Harriet Tubman $20 Bill Is Delayed Until Trump Leaves Office, Mnuchin Says
Harriet Tubman — former slave, abolitionist, “conductor” on the Underground Railroad — will not become the face of the $20 bill until after President Trump leaves office, Treasury Secretary Steven Mnuchin said Wednesday.
Plans to unveil the Tubman bill in 2020, an Obama administration initiative, would be postponed until at least 2026, Mr. Mnuchin said, and the bill itself would not likely be in circulation until 2028.
Until then, bills with former President Andrew Jackson’s face will continue to pour out of A.T.M.s and fill Americans’ wallets.

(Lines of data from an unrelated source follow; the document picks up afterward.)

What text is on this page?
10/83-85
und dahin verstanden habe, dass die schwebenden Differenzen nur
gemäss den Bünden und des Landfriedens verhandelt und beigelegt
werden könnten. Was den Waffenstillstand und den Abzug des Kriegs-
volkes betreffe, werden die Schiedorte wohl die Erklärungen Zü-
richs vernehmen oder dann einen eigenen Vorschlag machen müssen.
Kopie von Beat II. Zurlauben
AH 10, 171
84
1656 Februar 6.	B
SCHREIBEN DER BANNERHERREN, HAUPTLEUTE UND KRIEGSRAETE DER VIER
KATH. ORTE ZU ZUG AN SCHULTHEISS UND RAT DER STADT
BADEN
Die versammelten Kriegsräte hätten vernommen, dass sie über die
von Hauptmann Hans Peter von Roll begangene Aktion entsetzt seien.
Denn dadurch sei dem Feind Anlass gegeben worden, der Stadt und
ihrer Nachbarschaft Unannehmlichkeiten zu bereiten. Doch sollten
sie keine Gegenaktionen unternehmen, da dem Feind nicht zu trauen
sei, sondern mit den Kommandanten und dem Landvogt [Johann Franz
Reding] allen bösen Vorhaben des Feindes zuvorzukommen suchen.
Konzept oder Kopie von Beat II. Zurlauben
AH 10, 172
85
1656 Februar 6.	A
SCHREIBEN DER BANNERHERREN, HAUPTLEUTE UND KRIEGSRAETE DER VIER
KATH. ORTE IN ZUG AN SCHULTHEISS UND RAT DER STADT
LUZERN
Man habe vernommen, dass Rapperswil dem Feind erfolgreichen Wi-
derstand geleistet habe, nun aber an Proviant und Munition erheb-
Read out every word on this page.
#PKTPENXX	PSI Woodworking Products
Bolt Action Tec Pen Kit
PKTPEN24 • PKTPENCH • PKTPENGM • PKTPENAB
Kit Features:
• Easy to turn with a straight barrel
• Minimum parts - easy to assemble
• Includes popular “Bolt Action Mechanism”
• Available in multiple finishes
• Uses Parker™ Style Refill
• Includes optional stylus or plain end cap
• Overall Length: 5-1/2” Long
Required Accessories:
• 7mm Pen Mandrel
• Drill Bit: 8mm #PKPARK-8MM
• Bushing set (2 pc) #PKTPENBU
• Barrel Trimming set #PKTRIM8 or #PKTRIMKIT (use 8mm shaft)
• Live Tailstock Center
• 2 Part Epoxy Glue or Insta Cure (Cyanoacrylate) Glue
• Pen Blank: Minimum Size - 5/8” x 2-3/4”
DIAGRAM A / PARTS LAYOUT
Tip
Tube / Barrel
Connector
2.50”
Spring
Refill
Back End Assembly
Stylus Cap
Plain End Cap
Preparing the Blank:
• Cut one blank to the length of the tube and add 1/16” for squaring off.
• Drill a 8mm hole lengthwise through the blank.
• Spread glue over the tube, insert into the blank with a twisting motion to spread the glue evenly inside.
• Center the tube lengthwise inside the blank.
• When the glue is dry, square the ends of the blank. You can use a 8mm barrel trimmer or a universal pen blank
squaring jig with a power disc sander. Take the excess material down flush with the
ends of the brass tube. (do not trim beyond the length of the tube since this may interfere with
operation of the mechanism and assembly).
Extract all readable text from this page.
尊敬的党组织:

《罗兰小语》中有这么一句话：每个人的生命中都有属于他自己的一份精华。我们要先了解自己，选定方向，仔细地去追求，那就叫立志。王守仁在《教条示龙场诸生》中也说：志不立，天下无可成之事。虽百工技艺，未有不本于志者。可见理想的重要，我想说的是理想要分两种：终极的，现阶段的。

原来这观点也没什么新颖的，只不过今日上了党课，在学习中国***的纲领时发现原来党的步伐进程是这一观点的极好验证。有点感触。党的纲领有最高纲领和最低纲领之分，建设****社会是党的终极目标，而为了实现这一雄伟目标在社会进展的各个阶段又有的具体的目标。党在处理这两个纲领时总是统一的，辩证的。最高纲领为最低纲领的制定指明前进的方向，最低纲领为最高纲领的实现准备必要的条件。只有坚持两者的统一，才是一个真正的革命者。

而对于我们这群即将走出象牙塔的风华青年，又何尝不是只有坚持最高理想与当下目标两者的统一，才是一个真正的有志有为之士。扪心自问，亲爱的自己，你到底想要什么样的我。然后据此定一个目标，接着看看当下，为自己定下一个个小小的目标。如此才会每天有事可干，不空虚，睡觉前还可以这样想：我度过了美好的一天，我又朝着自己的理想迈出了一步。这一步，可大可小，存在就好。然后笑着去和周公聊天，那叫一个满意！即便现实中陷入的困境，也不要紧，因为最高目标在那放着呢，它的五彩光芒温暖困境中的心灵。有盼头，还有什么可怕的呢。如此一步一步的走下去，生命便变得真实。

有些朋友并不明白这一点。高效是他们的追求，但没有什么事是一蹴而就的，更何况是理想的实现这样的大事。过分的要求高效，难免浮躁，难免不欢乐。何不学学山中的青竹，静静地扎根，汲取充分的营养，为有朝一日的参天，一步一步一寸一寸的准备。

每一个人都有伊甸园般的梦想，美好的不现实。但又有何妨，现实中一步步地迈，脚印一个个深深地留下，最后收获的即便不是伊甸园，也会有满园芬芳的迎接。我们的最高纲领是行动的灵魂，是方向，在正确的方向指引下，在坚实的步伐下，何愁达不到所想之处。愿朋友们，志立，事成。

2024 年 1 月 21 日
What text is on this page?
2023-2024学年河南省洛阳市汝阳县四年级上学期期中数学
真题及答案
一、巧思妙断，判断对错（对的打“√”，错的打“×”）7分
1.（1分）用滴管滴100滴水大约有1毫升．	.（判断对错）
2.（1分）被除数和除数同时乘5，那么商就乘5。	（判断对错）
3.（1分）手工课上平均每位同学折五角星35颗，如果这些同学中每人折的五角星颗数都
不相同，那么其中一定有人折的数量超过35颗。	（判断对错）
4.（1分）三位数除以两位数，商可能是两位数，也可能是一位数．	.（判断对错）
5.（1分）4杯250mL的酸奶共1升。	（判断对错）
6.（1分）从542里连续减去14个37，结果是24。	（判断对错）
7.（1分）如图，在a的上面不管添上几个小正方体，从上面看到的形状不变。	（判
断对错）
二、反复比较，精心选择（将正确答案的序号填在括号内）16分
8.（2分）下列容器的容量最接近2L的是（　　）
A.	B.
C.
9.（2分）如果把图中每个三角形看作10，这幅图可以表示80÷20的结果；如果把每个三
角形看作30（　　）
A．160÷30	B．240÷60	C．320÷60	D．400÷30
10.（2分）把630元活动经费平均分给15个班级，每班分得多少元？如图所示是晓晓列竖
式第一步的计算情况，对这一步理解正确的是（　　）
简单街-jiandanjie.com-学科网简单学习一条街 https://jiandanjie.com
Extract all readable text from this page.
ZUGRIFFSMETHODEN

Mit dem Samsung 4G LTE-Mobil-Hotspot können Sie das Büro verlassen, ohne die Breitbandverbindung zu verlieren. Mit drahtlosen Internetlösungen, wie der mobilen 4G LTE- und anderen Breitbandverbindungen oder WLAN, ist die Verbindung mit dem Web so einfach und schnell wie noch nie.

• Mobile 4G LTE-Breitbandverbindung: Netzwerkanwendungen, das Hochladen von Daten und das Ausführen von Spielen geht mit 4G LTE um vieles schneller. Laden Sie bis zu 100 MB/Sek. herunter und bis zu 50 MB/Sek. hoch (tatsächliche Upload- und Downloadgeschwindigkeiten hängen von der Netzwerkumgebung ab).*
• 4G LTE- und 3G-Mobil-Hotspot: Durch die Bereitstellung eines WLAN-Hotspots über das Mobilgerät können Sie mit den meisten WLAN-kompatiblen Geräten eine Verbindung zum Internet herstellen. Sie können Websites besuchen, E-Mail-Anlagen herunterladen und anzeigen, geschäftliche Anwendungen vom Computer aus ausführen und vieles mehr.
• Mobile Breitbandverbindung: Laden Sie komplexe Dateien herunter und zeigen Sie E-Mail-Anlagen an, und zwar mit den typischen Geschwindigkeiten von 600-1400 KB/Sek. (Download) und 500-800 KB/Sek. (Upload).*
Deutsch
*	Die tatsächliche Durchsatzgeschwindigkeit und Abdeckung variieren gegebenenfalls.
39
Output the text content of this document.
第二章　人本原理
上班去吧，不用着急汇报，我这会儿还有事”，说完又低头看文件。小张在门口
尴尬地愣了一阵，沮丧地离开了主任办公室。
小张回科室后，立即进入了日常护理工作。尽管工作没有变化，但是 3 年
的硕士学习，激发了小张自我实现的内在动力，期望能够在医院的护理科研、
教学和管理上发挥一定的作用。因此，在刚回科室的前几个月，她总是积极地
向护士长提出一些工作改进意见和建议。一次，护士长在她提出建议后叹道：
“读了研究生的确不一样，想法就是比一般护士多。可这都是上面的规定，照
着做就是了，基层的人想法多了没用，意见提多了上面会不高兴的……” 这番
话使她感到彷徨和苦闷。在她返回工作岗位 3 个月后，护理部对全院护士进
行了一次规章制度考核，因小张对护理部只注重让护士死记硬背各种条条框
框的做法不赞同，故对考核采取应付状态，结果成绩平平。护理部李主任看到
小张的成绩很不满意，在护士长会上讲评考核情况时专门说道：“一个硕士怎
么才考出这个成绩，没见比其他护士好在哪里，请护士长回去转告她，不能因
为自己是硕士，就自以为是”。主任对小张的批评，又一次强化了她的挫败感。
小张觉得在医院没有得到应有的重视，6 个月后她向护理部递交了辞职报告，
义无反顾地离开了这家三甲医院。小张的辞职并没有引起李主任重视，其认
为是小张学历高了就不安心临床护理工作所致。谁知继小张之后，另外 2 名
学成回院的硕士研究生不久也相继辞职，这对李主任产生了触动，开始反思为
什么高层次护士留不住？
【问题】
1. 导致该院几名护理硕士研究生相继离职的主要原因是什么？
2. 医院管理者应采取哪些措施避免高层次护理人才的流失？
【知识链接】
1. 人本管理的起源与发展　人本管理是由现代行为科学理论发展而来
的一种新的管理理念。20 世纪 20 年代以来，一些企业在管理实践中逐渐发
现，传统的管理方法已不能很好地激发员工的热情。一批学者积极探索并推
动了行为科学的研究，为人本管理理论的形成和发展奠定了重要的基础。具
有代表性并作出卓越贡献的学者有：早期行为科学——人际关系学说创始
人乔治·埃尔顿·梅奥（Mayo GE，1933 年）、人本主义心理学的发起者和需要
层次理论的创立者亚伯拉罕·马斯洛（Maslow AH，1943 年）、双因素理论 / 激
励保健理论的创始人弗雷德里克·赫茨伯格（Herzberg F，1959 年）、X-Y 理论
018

Mr. Mnuchin, concerned that the president might create an uproar by canceling the new bill altogether, was eager to delay its redesign until Mr. Trump was out of office, some senior Treasury Department officials have said. As a presidential candidate in 2016, Mr. Trump criticized the Obama administration’s plans for the bill.
That April, Mr. Trump called the change “pure political correctness” and suggested that Tubman, whom he praised, could be added to a far less common denomination, like the $2 bill. “Andrew Jackson had a great history, and I think it’s very rough when you take somebody off the bill,” Mr. Trump said at the time.